Try the following places:

Drop in Central

I love their Techno music....

Beijing Club in LKF is also a great place... when you enter the bottom floor is hip hop and rnb.. but the top floor has some good techno as well, especially when DJ Romi is playing there....

Ciao
Ash


----------



## andrewhong (Aug 16, 2009)

Hey Ash, thanks for the info.

im gonna go check these out this weekend. 

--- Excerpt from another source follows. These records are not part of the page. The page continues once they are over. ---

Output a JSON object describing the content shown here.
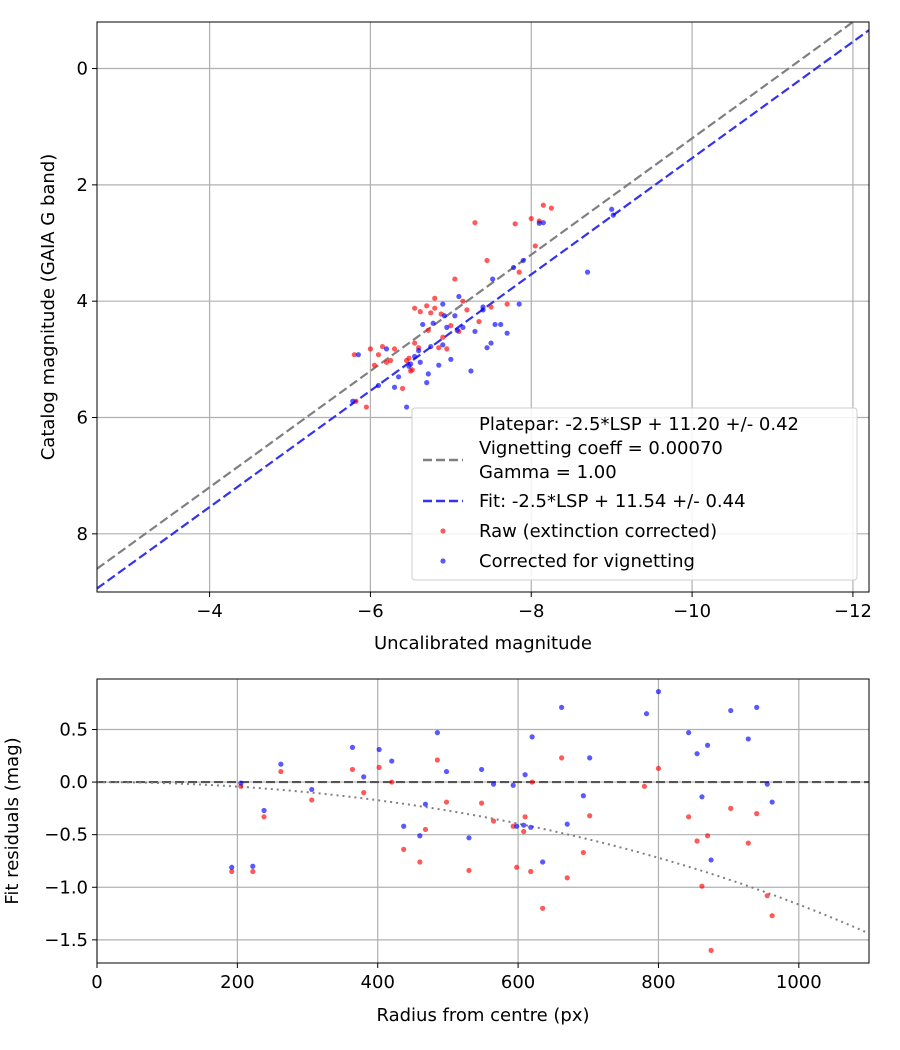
{
  "colors": {
    "raw": "#ff0000",
    "corrected": "#0000ff",
    "platepar_line": "#808080",
    "fit_line": "#3333ee",
    "zero_line": "#555555",
    "vignetting_curve": "#808080",
    "grid": "#b0b0b0"
  },
  "chart_data": [
    {
      "type": "scatter",
      "xlabel": "Uncalibrated magnitude",
      "ylabel": "Catalog magnitude (GAIA G band)",
      "xlim": [
        -2.6,
        -12.2
      ],
      "ylim": [
        9.0,
        -0.8
      ],
      "x_inverted": true,
      "y_inverted": true,
      "xticks": [
        -4,
        -6,
        -8,
        -10,
        -12
      ],
      "xtick_labels": [
        "−4",
        "−6",
        "−8",
        "−10",
        "−12"
      ],
      "yticks": [
        0,
        2,
        4,
        6,
        8
      ],
      "ytick_labels": [
        "0",
        "2",
        "4",
        "6",
        "8"
      ],
      "grid": true,
      "legend_position": "lower-right",
      "legend": {
        "platepar_lines": [
          "Platepar: -2.5*LSP + 11.20 +/- 0.42",
          "Vignetting coeff = 0.00070",
          "Gamma = 1.00"
        ],
        "fit": "Fit: -2.5*LSP + 11.54 +/- 0.44",
        "raw": "Raw (extinction corrected)",
        "corrected": "Corrected for vignetting"
      },
      "lines": [
        {
          "name": "platepar",
          "slope": 1.0,
          "intercept": 11.2,
          "style": "dashed"
        },
        {
          "name": "fit",
          "slope": 1.0,
          "intercept": 11.54,
          "style": "dashed"
        }
      ],
      "series": [
        {
          "name": "Raw (extinction corrected)",
          "points": [
            [
              -5.8,
              4.92
            ],
            [
              -5.82,
              5.72
            ],
            [
              -5.95,
              5.82
            ],
            [
              -6.0,
              4.82
            ],
            [
              -6.05,
              5.1
            ],
            [
              -6.1,
              4.92
            ],
            [
              -6.15,
              4.78
            ],
            [
              -6.2,
              5.05
            ],
            [
              -6.25,
              5.02
            ],
            [
              -6.3,
              4.82
            ],
            [
              -6.45,
              5.02
            ],
            [
              -6.48,
              4.98
            ],
            [
              -6.5,
              5.2
            ],
            [
              -6.52,
              5.18
            ],
            [
              -6.55,
              4.72
            ],
            [
              -6.55,
              4.12
            ],
            [
              -6.6,
              4.8
            ],
            [
              -6.62,
              4.18
            ],
            [
              -6.7,
              4.08
            ],
            [
              -6.72,
              4.5
            ],
            [
              -6.75,
              4.2
            ],
            [
              -6.8,
              4.12
            ],
            [
              -6.8,
              3.95
            ],
            [
              -6.85,
              4.8
            ],
            [
              -6.88,
              4.22
            ],
            [
              -6.9,
              4.62
            ],
            [
              -6.95,
              4.82
            ],
            [
              -7.0,
              4.42
            ],
            [
              -7.05,
              3.62
            ],
            [
              -7.1,
              4.52
            ],
            [
              -7.15,
              4.0
            ],
            [
              -7.2,
              4.15
            ],
            [
              -7.3,
              2.65
            ],
            [
              -7.45,
              3.3
            ],
            [
              -7.5,
              4.1
            ],
            [
              -7.7,
              4.05
            ],
            [
              -7.8,
              2.67
            ],
            [
              -7.85,
              3.5
            ],
            [
              -8.0,
              2.58
            ],
            [
              -8.05,
              3.05
            ],
            [
              -8.1,
              2.62
            ],
            [
              -8.15,
              2.35
            ],
            [
              -8.25,
              2.4
            ],
            [
              -7.35,
              4.35
            ],
            [
              -6.4,
              5.5
            ]
          ]
        },
        {
          "name": "Corrected for vignetting",
          "points": [
            [
              -5.78,
              5.72
            ],
            [
              -5.85,
              4.92
            ],
            [
              -6.1,
              5.45
            ],
            [
              -6.2,
              4.82
            ],
            [
              -6.3,
              5.48
            ],
            [
              -6.35,
              5.3
            ],
            [
              -6.45,
              5.82
            ],
            [
              -6.48,
              5.12
            ],
            [
              -6.5,
              5.08
            ],
            [
              -6.55,
              4.95
            ],
            [
              -6.6,
              4.85
            ],
            [
              -6.62,
              5.05
            ],
            [
              -6.65,
              4.4
            ],
            [
              -6.7,
              5.4
            ],
            [
              -6.72,
              5.25
            ],
            [
              -6.75,
              4.78
            ],
            [
              -6.78,
              4.38
            ],
            [
              -6.85,
              5.1
            ],
            [
              -6.9,
              4.75
            ],
            [
              -6.92,
              4.25
            ],
            [
              -6.95,
              4.45
            ],
            [
              -7.0,
              5.0
            ],
            [
              -7.05,
              4.25
            ],
            [
              -7.08,
              4.5
            ],
            [
              -7.1,
              3.92
            ],
            [
              -7.15,
              4.45
            ],
            [
              -7.25,
              5.2
            ],
            [
              -7.3,
              4.52
            ],
            [
              -7.4,
              4.1
            ],
            [
              -7.45,
              4.8
            ],
            [
              -7.5,
              4.72
            ],
            [
              -7.52,
              3.62
            ],
            [
              -7.55,
              4.4
            ],
            [
              -7.62,
              4.4
            ],
            [
              -7.7,
              4.55
            ],
            [
              -7.78,
              3.42
            ],
            [
              -7.85,
              4.05
            ],
            [
              -7.9,
              3.3
            ],
            [
              -8.1,
              2.66
            ],
            [
              -8.15,
              2.65
            ],
            [
              -8.7,
              3.5
            ],
            [
              -9.0,
              2.42
            ],
            [
              -9.02,
              2.52
            ],
            [
              -7.4,
              4.15
            ],
            [
              -6.9,
              4.05
            ]
          ]
        }
      ]
    },
    {
      "type": "scatter",
      "xlabel": "Radius from centre (px)",
      "ylabel": "Fit residuals (mag)",
      "xlim": [
        0,
        1100
      ],
      "ylim": [
        -1.72,
        0.98
      ],
      "xticks": [
        0,
        200,
        400,
        600,
        800,
        1000
      ],
      "xtick_labels": [
        "0",
        "200",
        "400",
        "600",
        "800",
        "1000"
      ],
      "yticks": [
        0.5,
        0.0,
        -0.5,
        -1.0,
        -1.5
      ],
      "ytick_labels": [
        "0.5",
        "0.0",
        "−0.5",
        "−1.0",
        "−1.5"
      ],
      "grid": true,
      "reference_line": {
        "y": 0.0,
        "style": "dashed"
      },
      "vignetting_curve": {
        "formula": "-2.5*log10(cos(k*r)^4)",
        "k": 0.0007,
        "style": "dotted"
      },
      "series": [
        {
          "name": "Raw (extinction corrected)",
          "points": [
            [
              192,
              -0.85
            ],
            [
              205,
              -0.04
            ],
            [
              222,
              -0.85
            ],
            [
              238,
              -0.33
            ],
            [
              262,
              0.1
            ],
            [
              306,
              -0.17
            ],
            [
              364,
              0.12
            ],
            [
              380,
              -0.1
            ],
            [
              402,
              0.14
            ],
            [
              420,
              0.0
            ],
            [
              437,
              -0.64
            ],
            [
              460,
              -0.76
            ],
            [
              468,
              -0.45
            ],
            [
              485,
              0.21
            ],
            [
              498,
              -0.19
            ],
            [
              530,
              -0.84
            ],
            [
              548,
              -0.2
            ],
            [
              565,
              -0.37
            ],
            [
              593,
              -0.42
            ],
            [
              598,
              -0.81
            ],
            [
              608,
              -0.47
            ],
            [
              610,
              -0.33
            ],
            [
              618,
              -0.85
            ],
            [
              620,
              0.0
            ],
            [
              635,
              -1.2
            ],
            [
              662,
              0.23
            ],
            [
              670,
              -0.91
            ],
            [
              693,
              -0.67
            ],
            [
              702,
              -0.32
            ],
            [
              780,
              -0.04
            ],
            [
              800,
              0.13
            ],
            [
              843,
              -0.33
            ],
            [
              855,
              -0.56
            ],
            [
              862,
              -0.99
            ],
            [
              870,
              -0.51
            ],
            [
              875,
              -1.6
            ],
            [
              903,
              -0.25
            ],
            [
              928,
              -0.58
            ],
            [
              940,
              -0.3
            ],
            [
              955,
              -1.08
            ],
            [
              962,
              -1.27
            ]
          ]
        },
        {
          "name": "Corrected for vignetting",
          "points": [
            [
              192,
              -0.81
            ],
            [
              205,
              -0.01
            ],
            [
              222,
              -0.8
            ],
            [
              238,
              -0.27
            ],
            [
              262,
              0.17
            ],
            [
              306,
              -0.07
            ],
            [
              364,
              0.33
            ],
            [
              380,
              0.05
            ],
            [
              402,
              0.31
            ],
            [
              420,
              0.2
            ],
            [
              437,
              -0.42
            ],
            [
              460,
              -0.51
            ],
            [
              468,
              -0.21
            ],
            [
              485,
              0.47
            ],
            [
              498,
              0.1
            ],
            [
              530,
              -0.53
            ],
            [
              548,
              0.12
            ],
            [
              565,
              -0.02
            ],
            [
              593,
              -0.03
            ],
            [
              598,
              -0.42
            ],
            [
              608,
              -0.41
            ],
            [
              610,
              0.07
            ],
            [
              618,
              -0.43
            ],
            [
              620,
              0.43
            ],
            [
              635,
              -0.76
            ],
            [
              662,
              0.71
            ],
            [
              670,
              -0.4
            ],
            [
              693,
              -0.13
            ],
            [
              702,
              0.23
            ],
            [
              783,
              0.65
            ],
            [
              800,
              0.86
            ],
            [
              843,
              0.47
            ],
            [
              855,
              0.27
            ],
            [
              862,
              -0.14
            ],
            [
              870,
              0.35
            ],
            [
              875,
              -0.74
            ],
            [
              903,
              0.68
            ],
            [
              928,
              0.41
            ],
            [
              940,
              0.71
            ],
            [
              955,
              -0.02
            ],
            [
              962,
              -0.19
            ]
          ]
        }
      ]
    }
  ]
}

Any other ideas of places to go to. Ive realised that in HK you can visit so many places in one night!!

andrew


----------



## Ash2Dust (Jul 12, 2009)

Very True!

Well in Kowloon, I love this place: Zaza:
Iluv.hk - Hong Kong's Best Guides | Zaza Lounge Bar and Club

And in LKF, one of the place I am at the most is either: CLub97 that CAN have some great techno music if the DJ is right:
Iluv.hk - Hong Kong's Best Guides | Club 97

or Fong, Which has good techno music, but is mostly so full, that you don't always have much place to dance:
Iluv.hk - Hong Kong's Best Guides | Fong

Start with these


----------



## anjo (Jul 9, 2010)

andrewhong said:


> hi all,
> 
> i was hoping you could help. I have just moved from London and want to find a club or club night that plays good house music. Ive been down LKF and all i seem to be able to find is popular hip hop and rnb.
> 
> ...


may be grand hyatt hotel?? check them out.


----------



## JWilliamson (May 31, 2010)

Good house music? maybe it depends on the House you play it in!JW


----------